思い立ってすぐ、社内で構想を話しました。「今そんなことしている場合じゃないでしょ」なんて言われるかなと思っていたんですけど、みんなすぐに「いいですね!やりましょう!」と賛同してくれて。それで急ピッチで準備を進めて、思い立ってから2〜3日後には医療従事者へのサラダの無償提供を開始しました。

―他のパートナーも含めて、決断力と行動力が素晴らしいですね。

弊社はCRISP WAYとして、「熱狂的なファンをつくる。」「笑顔を広げる。」「好きになる。」と3つの約束ごとをお客様、そして一緒に働くパートナー(社員、アルバイトの呼称)と結んでいます。我々のパートナーはこうした理念に強く共感しているので、今回のプロジェクトも前向きに受け入れて動いてくれたのだと思います。

急速に広がった善意の輪

―現在では、16,000個以上のサラダを提供し寄付金も2千万円を超えるなど大きく輪が広がっています。

正直、ここまで大きな輪になるとは思っていませんでした。もともとプランニングやマーケティングといった戦略的なことは一切考えずに、本当に想いだけで動き出したプロジェクトだったんです。

(活動の様子を伝えるハイクオリティな動画もYoutubeで公開されている)

当初は、1日あたり50個、多くて100個ぐらい提供できればと思っていたのですが、結果的には6日間で2,296個のサラダを提供できたんです。
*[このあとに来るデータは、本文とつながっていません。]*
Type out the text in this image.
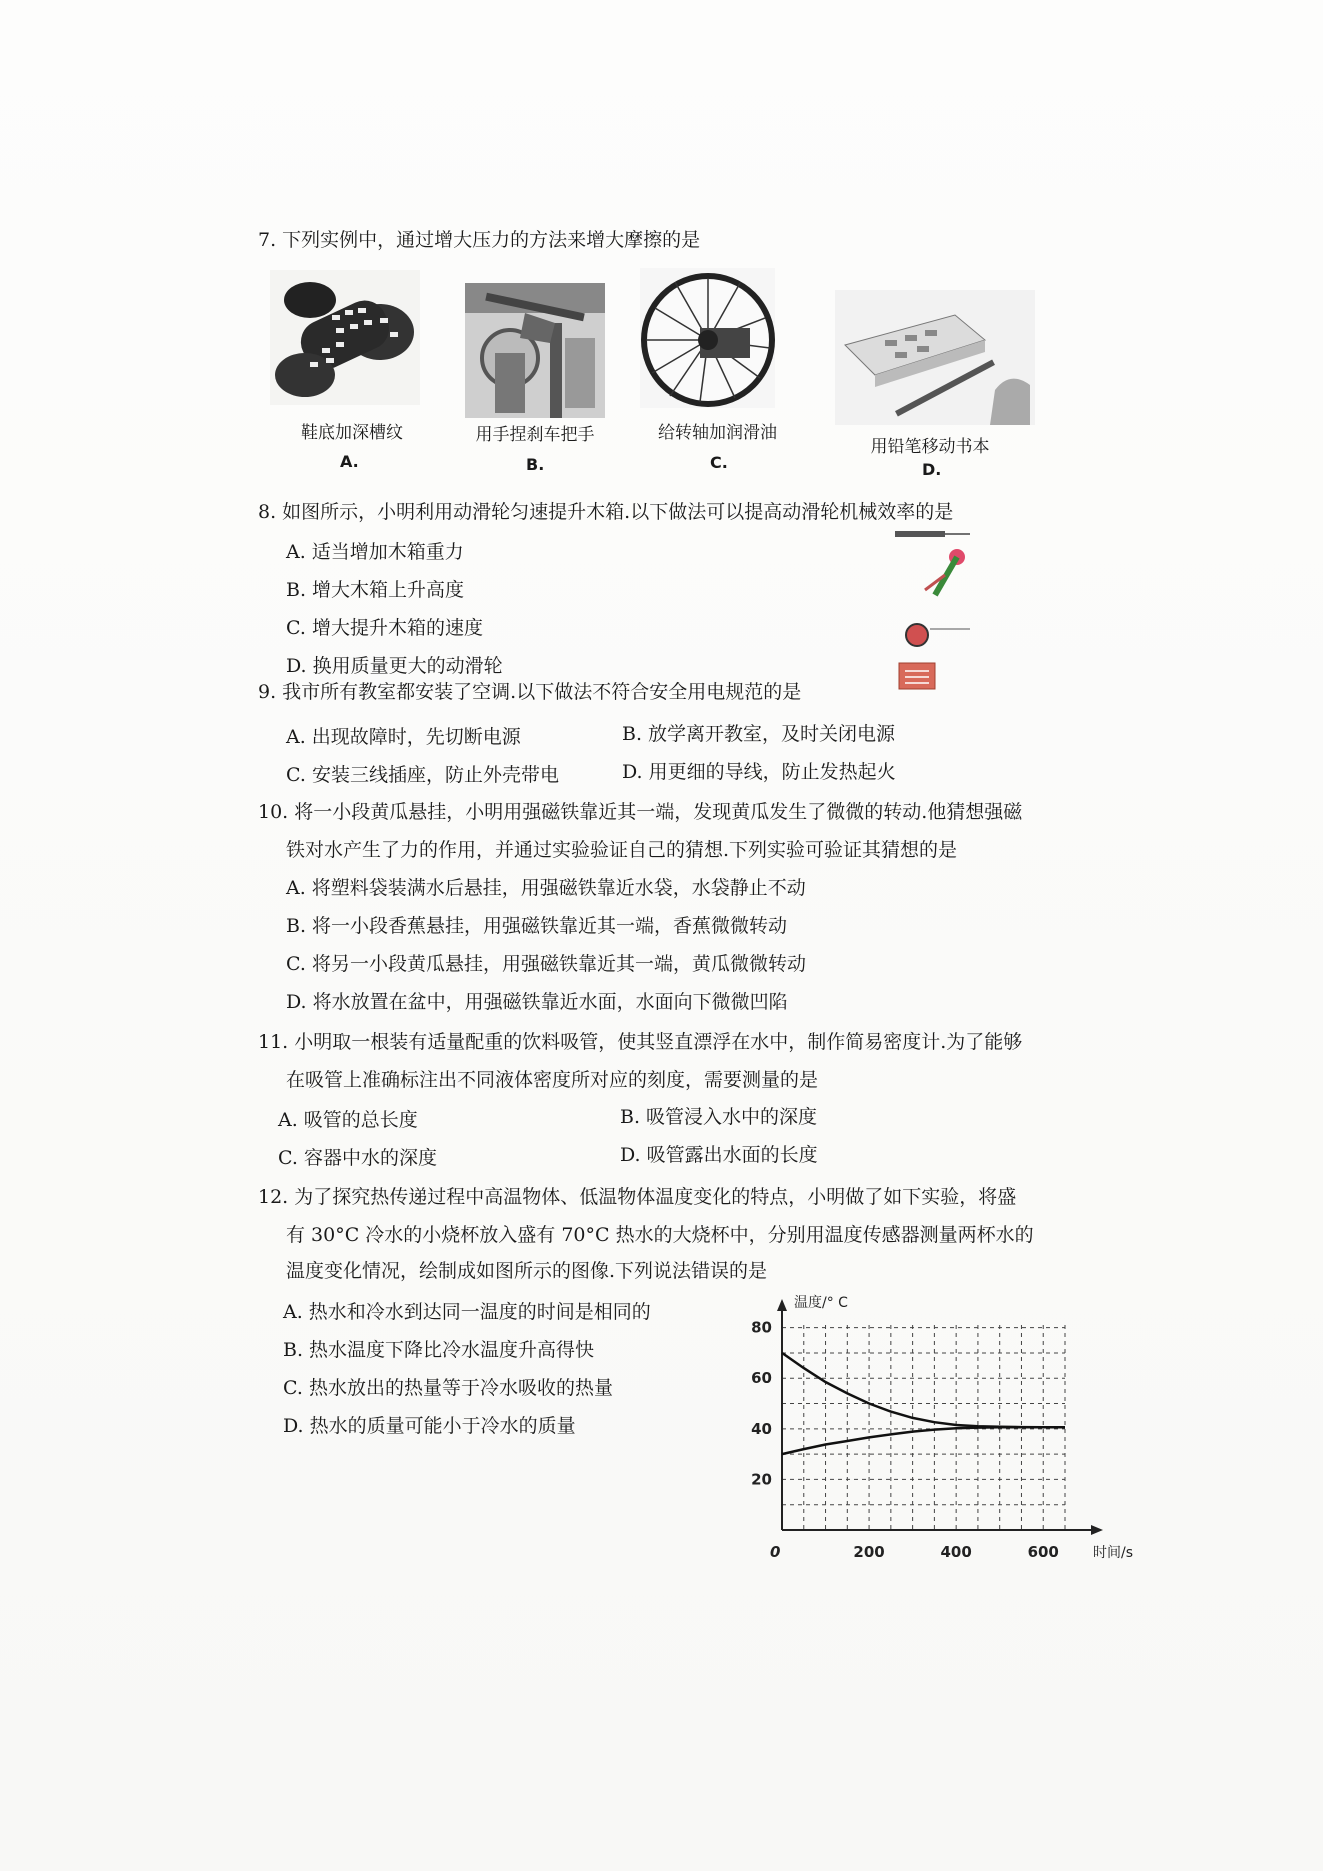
7. 下列实例中，通过增大压力的方法来增大摩擦的是
鞋底加深槽纹
A.
用手捏刹车把手
B.
给转轴加润滑油
C.
用铅笔移动书本
D.
8. 如图所示，小明利用动滑轮匀速提升木箱.以下做法可以提高动滑轮机械效率的是
A. 适当增加木箱重力
B. 增大木箱上升高度
C. 增大提升木箱的速度
D. 换用质量更大的动滑轮
9. 我市所有教室都安装了空调.以下做法不符合安全用电规范的是
A. 出现故障时，先切断电源	B. 放学离开教室，及时关闭电源
C. 安装三线插座，防止外壳带电	D. 用更细的导线，防止发热起火
10. 将一小段黄瓜悬挂，小明用强磁铁靠近其一端，发现黄瓜发生了微微的转动.他猜想强磁
铁对水产生了力的作用，并通过实验验证自己的猜想.下列实验可验证其猜想的是
A. 将塑料袋装满水后悬挂，用强磁铁靠近水袋，水袋静止不动
B. 将一小段香蕉悬挂，用强磁铁靠近其一端，香蕉微微转动
C. 将另一小段黄瓜悬挂，用强磁铁靠近其一端，黄瓜微微转动
D. 将水放置在盆中，用强磁铁靠近水面，水面向下微微凹陷
11. 小明取一根装有适量配重的饮料吸管，使其竖直漂浮在水中，制作简易密度计.为了能够
在吸管上准确标注出不同液体密度所对应的刻度，需要测量的是
A. 吸管的总长度	B. 吸管浸入水中的深度
C. 容器中水的深度	D. 吸管露出水面的长度
12. 为了探究热传递过程中高温物体、低温物体温度变化的特点，小明做了如下实验，将盛
有 30°C 冷水的小烧杯放入盛有 70°C 热水的大烧杯中，分别用温度传感器测量两杯水的
温度变化情况，绘制成如图所示的图像.下列说法错误的是
A. 热水和冷水到达同一温度的时间是相同的
B. 热水温度下降比冷水温度升高得快
C. 热水放出的热量等于冷水吸收的热量
D. 热水的质量可能小于冷水的质量
80
60
40
20
200	400	600
温度/° C
时间/s
0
さらには、「この活動に寄付したい」といったありがたいお言葉も多くいただきました。それ以外にも多くの人から様々な問い合わせがあり、店舗に受け取りに来るのではなく病院まで届けられるといいんじゃないか、などいろいろな広がりが1週間でどんどん出てきたんです。

そこで、社内外様々な人から協力をいただき、特設サイトの開設、寄付制度の整備、サポートしてくださる方々専用のSlackチャンネルの開設、デリバリーリソースの確保などがすごいスピードで動いていきました。

配られるサラダには、手書きのメッセージカードが添えられている。

―すごいですね。寄付も最初から募るつもりではなく、周囲の声から始まったんですね。

そうです。寄付は今まで自分で募ったことがないので、初めてCAMPFIREでクラウドファンディングを立ち上げたり、特設サイトで寄付をできるシステムを整えたり、多くの人の協力を得ながらプロジェクトが発展していきました。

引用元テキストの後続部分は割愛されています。